One of the military technology as well as arms control leaders at the end of the last century was Herb York. He always argued for weapons technology development based on good physics, and at the same time emphasized arms control based on mutual understanding between the U.S. and our adversaries. He made it clear in his 1995 book, “Arms and the Physicist,” that arms control agreements were hampered by the “fallacy of the last move.” He wrote, “We are confronted by the dilemma of steadily decreasing national security … this dilemma has no technology solution.”

I had reached a similar conclusion ten years before that.  After Reagan called for the initiation of the missile defense “Star Wars” program, the Fletcher panel was organized in the summer of 1983 to create and document a plan of action. I was asked to put together a sub panel on directed energy weapons that were thought to be the source of the next “technology miracle,” and after we completed our effort, I was asked by Fletcher to write a conclusion of the study.
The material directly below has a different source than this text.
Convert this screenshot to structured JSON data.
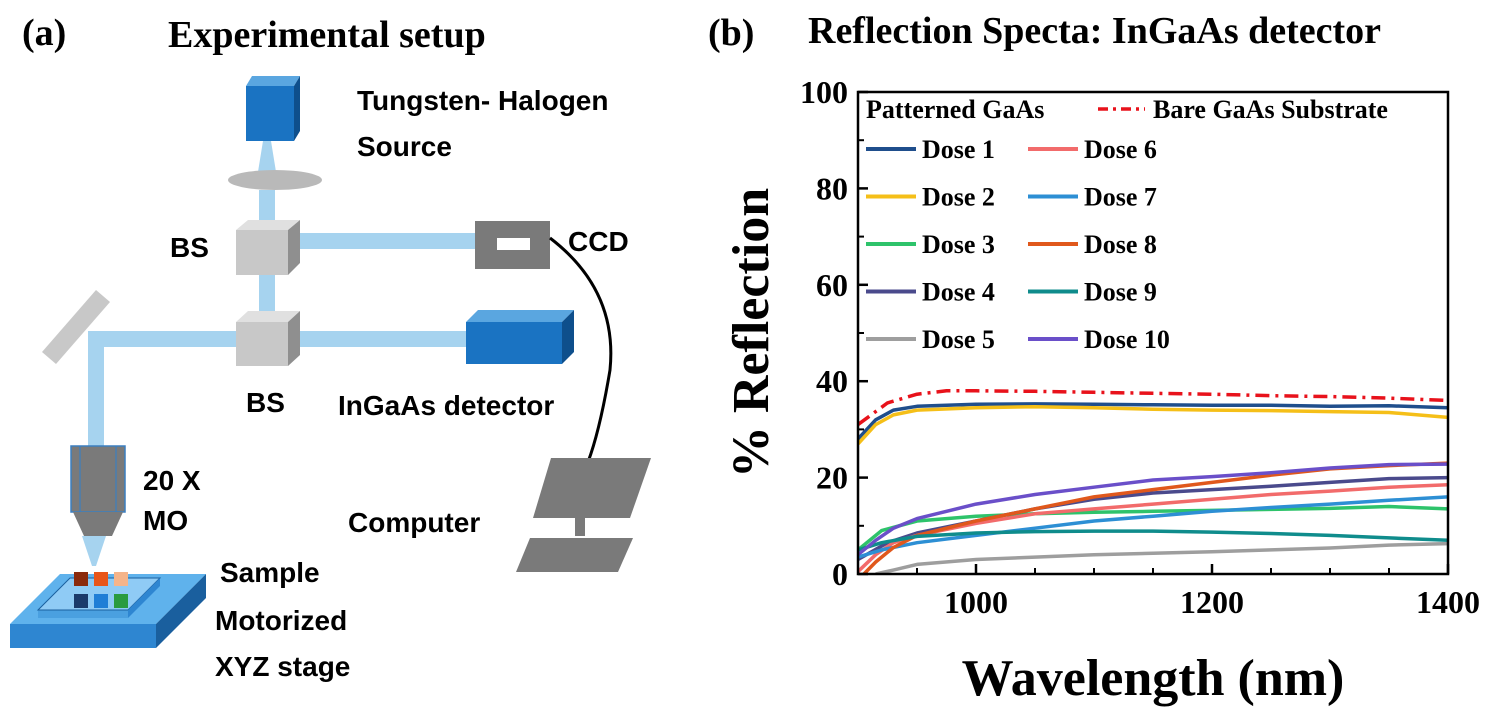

I wrote: “We concluded that a robust BMD system can be made to work eventually. The ultimate effectiveness, complexity, and degree of technical risk in this system will depend not only on the technology itself, but also on the extent to which the Soviet Union either agrees to mutual defense arrangements and offense limitations, or embarks on new and more desirable strategic directions in response to our initiatives. Since the outcome of the initiation of an evolutionary shift in our strategic direction will hinge on as yet unresolved policy as well as technical issues…no definitive predictions of the outcome can be made.” The end of the last sentence was not published. Instead, what was advertised was that “a robust BMD system can be made to work eventually.” The notion that the outcome was not only uncertain, but depended on the next move of our adversary did not see the light of day.

The history of military technology has taught us that the development of weapons is always followed by the development of counter weapons. We can learn from the history of the army’s battlefields that the infantry changes, from the machine gun to barbed wire and trenches, to tanks, to anti-tank weapons, to hardened armor, to defensive shields… and on and on. Space weapons will be no different, and will be dominated by sensors and anti-sensor weapons, be they blinding lasers or command and control hackers, and hyper-sonic missiles. The game will go on and on, but the predictability of the outcome will be obscured by the complexity of the actions and the reactions.

The technology marketers will improve their methods to persuade the poorly informed decisions makers that their latest inventions will provide certain victory. The end game, however, will be elusive and will be dependent on not just technical, but social, political, economic and psychological factors.

Will our future consist of an endless arms race or are there more beneficial ways to invest our nation’s increasingly limited financial resources? I believe we should take our guidance from history. Some of the scholars of the end of the Soviet Union argue that the SDI technology advances allowed us to win the arms race with the Soviet Union; however, as I wrote in my book, “Death Rays and Delusions,” the collapse of the Soviet empire was caused by its “moral decay and mismanaged political institutions rather than economic collapse or even scientific and technology competition.” We should learn from history to warn of us of our own social/political and impending cash flow problems as our population ages demanding more and more of available funds, compounded by the return to normal interest rates. I call this the “geezer threat,” and I believe we urgently need to figure out how to deal with the inevitability of “global aging.”